Neil Thomas
This year’s Two Sessions broadly met the expectations outlined in a preview article I co-authored with my colleague Jing Qian in late February. Li Qiang announced an unchanged economic growth target of “around 5%,” a record-high fiscal deficit target of 4% of GDP, a reduced consumer price inflation target of 2%, and stable targets for creating over 12 million new urban jobs and keeping urban unemployment at around 5.5%. Given falling property prices, weak consumer sentiment, strained local finances, and rising geopolitical volatility, these targets are relatively ambitious.
Despite the pro-growth messaging, we overestimated promises of stimulus. Beyond an extra 1.6 trillion yuan in deficit spending, Beijing will issue 4.4 trillion yuan in local government special-purpose bonds for investment in infrastructure, purchases of idle land and unsold housing, and payments of arrears to government contractors. A 1.3-trillion-yuan issuance of ultralong special treasury bonds will fund projects that advance national security and other interests. Beijing will also issue 500 billion yuan in special sovereign bonds to recapitalize state-owned banks.

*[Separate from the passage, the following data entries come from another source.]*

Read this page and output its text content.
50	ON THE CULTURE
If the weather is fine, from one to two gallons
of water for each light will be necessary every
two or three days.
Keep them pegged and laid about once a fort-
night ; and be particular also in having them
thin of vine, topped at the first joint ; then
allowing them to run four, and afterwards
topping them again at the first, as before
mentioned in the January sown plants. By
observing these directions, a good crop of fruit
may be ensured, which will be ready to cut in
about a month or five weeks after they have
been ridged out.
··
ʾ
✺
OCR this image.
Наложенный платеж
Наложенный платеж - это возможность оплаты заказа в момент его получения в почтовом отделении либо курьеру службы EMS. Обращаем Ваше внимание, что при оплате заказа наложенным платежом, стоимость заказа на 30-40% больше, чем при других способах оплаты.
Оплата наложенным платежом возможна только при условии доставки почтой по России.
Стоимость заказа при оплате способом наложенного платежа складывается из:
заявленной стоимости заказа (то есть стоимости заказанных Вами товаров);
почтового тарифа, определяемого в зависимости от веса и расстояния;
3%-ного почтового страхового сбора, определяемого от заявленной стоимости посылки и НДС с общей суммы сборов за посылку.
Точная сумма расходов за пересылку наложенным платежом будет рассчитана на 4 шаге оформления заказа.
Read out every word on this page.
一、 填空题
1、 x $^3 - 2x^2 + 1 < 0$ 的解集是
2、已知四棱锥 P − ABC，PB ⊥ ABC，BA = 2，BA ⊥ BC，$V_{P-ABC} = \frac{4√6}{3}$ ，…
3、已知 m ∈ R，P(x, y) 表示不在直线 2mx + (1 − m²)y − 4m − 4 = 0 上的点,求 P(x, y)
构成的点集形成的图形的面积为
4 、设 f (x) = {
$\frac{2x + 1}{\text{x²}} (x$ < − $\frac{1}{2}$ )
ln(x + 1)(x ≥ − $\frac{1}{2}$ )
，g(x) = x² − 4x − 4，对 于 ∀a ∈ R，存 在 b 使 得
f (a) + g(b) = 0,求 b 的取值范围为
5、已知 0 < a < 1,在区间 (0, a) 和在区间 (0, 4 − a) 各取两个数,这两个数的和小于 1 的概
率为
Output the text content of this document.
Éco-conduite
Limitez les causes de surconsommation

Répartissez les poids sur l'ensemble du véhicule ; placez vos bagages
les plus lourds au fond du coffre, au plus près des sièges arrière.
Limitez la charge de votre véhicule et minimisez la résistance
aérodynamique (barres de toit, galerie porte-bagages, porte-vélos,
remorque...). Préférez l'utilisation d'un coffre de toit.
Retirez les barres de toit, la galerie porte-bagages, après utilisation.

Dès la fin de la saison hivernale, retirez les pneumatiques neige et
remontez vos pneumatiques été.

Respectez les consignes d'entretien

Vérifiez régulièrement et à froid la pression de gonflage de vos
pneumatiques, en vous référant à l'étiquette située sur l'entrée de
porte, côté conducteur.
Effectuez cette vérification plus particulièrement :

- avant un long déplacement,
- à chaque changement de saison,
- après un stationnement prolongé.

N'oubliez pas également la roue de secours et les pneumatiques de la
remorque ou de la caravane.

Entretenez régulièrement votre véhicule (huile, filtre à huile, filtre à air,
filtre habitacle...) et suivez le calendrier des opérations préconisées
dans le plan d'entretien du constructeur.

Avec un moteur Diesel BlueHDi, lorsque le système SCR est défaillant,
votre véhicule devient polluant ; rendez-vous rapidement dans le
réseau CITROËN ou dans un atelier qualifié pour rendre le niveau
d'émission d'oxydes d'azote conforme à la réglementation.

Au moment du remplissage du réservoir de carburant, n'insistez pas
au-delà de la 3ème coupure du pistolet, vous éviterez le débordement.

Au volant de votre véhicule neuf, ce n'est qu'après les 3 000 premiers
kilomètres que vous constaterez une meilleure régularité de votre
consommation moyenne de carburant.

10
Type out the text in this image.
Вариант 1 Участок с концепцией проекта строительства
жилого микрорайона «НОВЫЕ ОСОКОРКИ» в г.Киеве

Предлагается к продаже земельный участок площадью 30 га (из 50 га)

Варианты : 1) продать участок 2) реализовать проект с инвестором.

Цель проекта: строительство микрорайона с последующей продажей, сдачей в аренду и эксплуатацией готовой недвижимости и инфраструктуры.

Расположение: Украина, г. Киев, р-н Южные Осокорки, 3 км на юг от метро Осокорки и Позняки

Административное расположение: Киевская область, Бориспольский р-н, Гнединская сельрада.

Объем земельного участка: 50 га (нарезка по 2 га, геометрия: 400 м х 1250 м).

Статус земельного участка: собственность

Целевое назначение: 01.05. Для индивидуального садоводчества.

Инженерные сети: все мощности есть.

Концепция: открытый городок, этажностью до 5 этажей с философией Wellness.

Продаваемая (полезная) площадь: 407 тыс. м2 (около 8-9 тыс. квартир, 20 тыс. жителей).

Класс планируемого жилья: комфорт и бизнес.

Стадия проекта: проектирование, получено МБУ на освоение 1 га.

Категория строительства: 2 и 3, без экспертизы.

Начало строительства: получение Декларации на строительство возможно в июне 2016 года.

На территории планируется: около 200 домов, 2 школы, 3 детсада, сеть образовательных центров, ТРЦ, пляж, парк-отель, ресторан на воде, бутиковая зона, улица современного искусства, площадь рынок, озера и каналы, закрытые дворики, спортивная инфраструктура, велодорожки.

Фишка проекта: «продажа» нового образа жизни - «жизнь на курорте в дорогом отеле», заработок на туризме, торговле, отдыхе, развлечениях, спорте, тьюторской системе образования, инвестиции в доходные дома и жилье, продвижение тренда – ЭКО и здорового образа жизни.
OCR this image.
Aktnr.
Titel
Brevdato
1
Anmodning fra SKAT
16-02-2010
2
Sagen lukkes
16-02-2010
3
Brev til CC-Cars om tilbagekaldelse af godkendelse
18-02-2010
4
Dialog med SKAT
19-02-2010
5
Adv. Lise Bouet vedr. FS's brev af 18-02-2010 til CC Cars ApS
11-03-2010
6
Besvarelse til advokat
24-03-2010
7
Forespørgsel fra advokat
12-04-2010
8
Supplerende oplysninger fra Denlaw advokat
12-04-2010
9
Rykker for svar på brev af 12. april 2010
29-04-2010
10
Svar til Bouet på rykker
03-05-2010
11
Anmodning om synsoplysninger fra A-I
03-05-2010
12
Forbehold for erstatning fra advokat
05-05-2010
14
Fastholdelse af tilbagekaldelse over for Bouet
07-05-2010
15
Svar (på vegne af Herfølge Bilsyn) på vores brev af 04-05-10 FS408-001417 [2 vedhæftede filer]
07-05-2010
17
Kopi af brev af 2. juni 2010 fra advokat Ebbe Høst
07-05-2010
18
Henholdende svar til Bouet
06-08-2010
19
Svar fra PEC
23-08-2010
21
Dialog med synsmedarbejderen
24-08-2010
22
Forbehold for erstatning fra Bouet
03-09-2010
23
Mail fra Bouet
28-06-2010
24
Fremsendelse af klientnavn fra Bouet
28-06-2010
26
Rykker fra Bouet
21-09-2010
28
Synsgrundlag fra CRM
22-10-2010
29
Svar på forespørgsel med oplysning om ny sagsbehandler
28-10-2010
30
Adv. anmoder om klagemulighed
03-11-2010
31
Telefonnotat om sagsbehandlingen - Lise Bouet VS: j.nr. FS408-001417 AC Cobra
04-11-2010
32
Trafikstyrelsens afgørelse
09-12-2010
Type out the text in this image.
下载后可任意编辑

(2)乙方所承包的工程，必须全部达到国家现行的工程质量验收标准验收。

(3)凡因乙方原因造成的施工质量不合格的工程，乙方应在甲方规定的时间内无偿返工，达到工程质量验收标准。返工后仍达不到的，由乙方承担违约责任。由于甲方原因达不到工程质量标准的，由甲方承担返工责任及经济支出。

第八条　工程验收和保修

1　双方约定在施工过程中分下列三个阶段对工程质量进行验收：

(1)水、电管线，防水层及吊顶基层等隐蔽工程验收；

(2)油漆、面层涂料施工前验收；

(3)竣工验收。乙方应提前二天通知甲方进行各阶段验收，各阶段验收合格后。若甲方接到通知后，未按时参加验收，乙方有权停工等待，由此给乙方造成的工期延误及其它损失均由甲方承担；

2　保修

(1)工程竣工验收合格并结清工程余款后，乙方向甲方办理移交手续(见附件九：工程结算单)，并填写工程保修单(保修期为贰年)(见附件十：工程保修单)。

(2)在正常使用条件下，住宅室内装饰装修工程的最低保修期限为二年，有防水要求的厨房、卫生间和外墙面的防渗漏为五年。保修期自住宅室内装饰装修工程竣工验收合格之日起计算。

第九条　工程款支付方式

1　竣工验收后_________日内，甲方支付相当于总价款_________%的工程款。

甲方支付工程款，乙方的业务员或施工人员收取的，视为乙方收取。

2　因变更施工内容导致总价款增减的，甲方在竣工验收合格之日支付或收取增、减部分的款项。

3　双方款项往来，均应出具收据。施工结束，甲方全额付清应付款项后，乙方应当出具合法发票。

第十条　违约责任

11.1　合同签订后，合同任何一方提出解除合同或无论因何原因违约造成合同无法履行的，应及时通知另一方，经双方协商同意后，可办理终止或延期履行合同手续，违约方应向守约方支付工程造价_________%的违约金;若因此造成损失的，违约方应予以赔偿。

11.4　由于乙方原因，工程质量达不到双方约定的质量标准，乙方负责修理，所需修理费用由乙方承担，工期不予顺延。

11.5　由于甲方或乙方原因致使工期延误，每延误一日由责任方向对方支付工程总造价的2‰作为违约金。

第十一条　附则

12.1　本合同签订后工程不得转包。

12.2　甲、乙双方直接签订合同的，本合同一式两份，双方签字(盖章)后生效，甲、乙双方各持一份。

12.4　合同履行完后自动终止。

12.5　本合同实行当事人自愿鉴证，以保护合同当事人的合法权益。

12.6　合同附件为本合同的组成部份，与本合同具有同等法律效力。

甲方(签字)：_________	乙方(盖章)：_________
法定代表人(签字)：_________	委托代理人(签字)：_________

All the same, these unprecedented stimulus measures and bond issuances are unlikely to achieve 5% growth, especially given Beijing’s reliance on exports and the potential for further U.S. tariffs, sanctions, and export controls (in addition to the 20% tariff increase since January). Xi Jinping seems open to a deal with U.S. President Donald Trump but is keeping his powder dry in case of further U.S. escalation. The more intense the trade war, the more aggressively Beijing will add stimulus. Nonetheless, debt concerns will likely deter a stimulus “bazooka,” and direct consumer stimulus remains unlikely due to ideological opposition and implementation hurdles.